They were India's golden couple of the 1920s and 1930s, two beautiful people who cut a wildly glamorous dash across the globe, being photographed by Man Ray and sipping cocktails with Hollywood stars.
The extraordinary lives and impeccable taste of the Maharajah of Indore and his maharani, Sanyogita Devi, are celebrated in a spectacular new exhibition at the Museum of Decorative Arts in Paris.
With the clouds of World War II darkening over Europe, the pair created a gem of an avant-garde palace on the Malwa Plateau in the heart of India.
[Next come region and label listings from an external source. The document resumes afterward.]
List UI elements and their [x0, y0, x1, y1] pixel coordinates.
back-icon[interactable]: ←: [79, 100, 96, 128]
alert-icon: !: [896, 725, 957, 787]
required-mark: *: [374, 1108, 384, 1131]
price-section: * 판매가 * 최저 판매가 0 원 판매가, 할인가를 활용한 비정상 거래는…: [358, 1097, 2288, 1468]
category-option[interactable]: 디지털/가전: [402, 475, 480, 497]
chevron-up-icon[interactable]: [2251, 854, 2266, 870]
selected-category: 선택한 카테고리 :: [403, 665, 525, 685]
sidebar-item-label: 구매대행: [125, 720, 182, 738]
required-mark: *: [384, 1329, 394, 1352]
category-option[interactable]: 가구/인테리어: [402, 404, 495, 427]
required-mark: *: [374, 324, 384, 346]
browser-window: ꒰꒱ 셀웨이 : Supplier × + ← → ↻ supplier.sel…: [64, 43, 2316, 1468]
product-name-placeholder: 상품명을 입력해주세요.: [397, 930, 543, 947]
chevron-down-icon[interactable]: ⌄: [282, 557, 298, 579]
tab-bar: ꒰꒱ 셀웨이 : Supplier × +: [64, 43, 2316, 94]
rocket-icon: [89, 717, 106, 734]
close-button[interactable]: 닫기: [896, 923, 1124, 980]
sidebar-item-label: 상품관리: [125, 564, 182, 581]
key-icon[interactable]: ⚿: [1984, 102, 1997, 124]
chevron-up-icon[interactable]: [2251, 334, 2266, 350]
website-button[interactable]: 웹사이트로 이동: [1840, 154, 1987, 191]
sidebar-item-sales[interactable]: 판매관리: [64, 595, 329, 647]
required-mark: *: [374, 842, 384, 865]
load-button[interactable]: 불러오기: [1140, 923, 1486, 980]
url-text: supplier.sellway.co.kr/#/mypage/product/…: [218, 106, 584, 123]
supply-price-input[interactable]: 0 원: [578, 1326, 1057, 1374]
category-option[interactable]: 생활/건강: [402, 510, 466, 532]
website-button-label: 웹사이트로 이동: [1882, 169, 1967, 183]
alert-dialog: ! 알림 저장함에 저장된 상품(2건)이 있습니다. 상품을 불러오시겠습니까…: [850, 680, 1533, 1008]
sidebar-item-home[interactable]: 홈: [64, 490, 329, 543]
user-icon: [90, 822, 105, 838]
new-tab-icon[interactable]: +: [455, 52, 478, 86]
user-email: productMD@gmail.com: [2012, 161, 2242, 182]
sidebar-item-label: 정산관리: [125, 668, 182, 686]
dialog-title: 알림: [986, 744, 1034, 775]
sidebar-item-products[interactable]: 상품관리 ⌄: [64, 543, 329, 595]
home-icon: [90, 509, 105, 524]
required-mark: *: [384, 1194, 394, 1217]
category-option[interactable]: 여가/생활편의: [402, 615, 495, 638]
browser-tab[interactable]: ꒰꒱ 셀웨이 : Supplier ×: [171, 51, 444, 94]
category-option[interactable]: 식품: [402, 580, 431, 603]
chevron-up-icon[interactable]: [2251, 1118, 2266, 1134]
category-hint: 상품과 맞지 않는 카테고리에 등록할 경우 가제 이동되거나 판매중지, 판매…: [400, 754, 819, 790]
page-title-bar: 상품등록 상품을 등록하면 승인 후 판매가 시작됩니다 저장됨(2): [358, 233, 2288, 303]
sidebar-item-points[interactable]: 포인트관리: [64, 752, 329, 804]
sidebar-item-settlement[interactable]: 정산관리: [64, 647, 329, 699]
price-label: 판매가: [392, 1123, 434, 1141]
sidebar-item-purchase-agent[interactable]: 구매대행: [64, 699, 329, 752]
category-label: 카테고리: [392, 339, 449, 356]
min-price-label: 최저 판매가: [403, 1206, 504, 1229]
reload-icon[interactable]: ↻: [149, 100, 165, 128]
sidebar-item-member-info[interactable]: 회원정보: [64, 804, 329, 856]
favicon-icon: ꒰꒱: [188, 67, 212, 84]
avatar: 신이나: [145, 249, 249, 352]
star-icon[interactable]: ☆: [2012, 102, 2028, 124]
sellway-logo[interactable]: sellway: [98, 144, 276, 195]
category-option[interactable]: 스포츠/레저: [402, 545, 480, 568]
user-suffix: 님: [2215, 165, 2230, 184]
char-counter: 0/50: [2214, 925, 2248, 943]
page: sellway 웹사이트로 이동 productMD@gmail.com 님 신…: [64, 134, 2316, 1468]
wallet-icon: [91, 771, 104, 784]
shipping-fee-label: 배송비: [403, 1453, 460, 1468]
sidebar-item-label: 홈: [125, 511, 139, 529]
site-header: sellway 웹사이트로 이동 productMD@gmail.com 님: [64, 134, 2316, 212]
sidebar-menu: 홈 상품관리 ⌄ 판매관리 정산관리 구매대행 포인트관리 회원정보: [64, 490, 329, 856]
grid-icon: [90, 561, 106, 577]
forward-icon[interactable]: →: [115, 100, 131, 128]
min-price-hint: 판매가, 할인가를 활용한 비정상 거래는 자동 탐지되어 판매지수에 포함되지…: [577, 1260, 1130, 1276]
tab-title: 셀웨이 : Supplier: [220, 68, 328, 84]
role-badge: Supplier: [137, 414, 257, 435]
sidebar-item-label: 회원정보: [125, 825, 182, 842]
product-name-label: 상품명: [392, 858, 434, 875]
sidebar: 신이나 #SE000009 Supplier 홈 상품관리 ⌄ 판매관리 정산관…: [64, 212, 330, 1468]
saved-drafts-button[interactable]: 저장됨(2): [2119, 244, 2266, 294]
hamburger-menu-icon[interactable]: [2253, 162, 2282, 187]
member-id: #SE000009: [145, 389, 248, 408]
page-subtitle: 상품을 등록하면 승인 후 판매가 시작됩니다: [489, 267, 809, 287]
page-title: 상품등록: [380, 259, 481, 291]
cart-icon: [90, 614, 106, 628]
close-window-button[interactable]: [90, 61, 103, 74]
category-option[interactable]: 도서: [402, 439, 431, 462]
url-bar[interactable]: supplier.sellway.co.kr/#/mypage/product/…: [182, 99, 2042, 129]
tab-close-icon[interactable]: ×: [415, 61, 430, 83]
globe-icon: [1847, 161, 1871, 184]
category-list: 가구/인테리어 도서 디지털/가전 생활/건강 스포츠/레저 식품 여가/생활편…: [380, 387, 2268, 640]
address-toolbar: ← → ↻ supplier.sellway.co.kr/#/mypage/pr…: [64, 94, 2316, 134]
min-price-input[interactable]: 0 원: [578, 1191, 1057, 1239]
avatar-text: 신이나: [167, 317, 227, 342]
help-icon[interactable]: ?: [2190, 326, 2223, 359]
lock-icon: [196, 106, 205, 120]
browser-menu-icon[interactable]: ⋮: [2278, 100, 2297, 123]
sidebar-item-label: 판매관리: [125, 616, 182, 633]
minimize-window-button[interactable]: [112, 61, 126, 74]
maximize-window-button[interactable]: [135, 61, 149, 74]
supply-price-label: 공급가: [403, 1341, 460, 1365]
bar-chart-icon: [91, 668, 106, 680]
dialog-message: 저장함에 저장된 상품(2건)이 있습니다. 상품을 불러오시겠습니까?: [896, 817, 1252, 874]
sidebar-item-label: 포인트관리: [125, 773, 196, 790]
An oasis of understated but dazzling modernist luxury, it was furnished with pieces by Eileen Gray, Le Corbusier and Pierre Jeanneret among others, with art by Brancusi.
The first building in the subcontinent to have air conditioning, it also had a ballroom where the couple could do the foxtrot to the jazz-loving maharajah's collection of 100,000 records.
The aesthete prince commissioned the young German architect Eckart Muthesius to create his dream of the future.
Together the two men combed the salesrooms and artist studios of Paris and Berlin with art advisor Henri-Pierre Roche -- author of the novel "Jules and Jim" -- to find the works to fill it.
Muthesius was also asked to kit out the 25-year-old maharajah's sleek new royal train, as well as a barge that was a "vertible floating modernist palace" and do the interiors of his private plane.
He designed, too, a hunting caravan so the prince -- who had come to the throne at 17 -- could stalk tigers in style.
Despite being bound together in an arranged marriage when she was 10 and he only a few years older, and having one foot in the Raj and age-old Indian princely traditions, the pair were a thoroughly modern couple, said the chief curator Olivier Gabet.
The ever elegant maharajah was a "veritable Rudolph Valentino", said Gabet, and few could fail to be charmed by his bright young wife, who shared his interests.
"She was involved in all their projects and was treated as an equal by her husband. In fact, they were quite an exceptional couple," he said.
Man Ray, their guest on the French Riviera, thought the same. He was very taken with the maharani, whom he described as an "exquisite girl in her teens".
"Dressed in the French style, she wore a ring with a huge emerald that the Maharaja had bought her that morning," he later wrote.
Clearly deeply in love, the couple had "a magnetic aura".
In fact they charmed everyone wherever they went, whether filmmaker Cecil B DeMille and actor Gary Cooper in Hollywood, or old world royals like themselves.
Vogue described the maharajah as like a "character from a Visconti film, the last member of a carefree aristocracy, living its final hours in the lap of idle luxury."
The maharajah's artistic adventures pretty much ended with her death, said Gabet, "which shows just what an influence she had."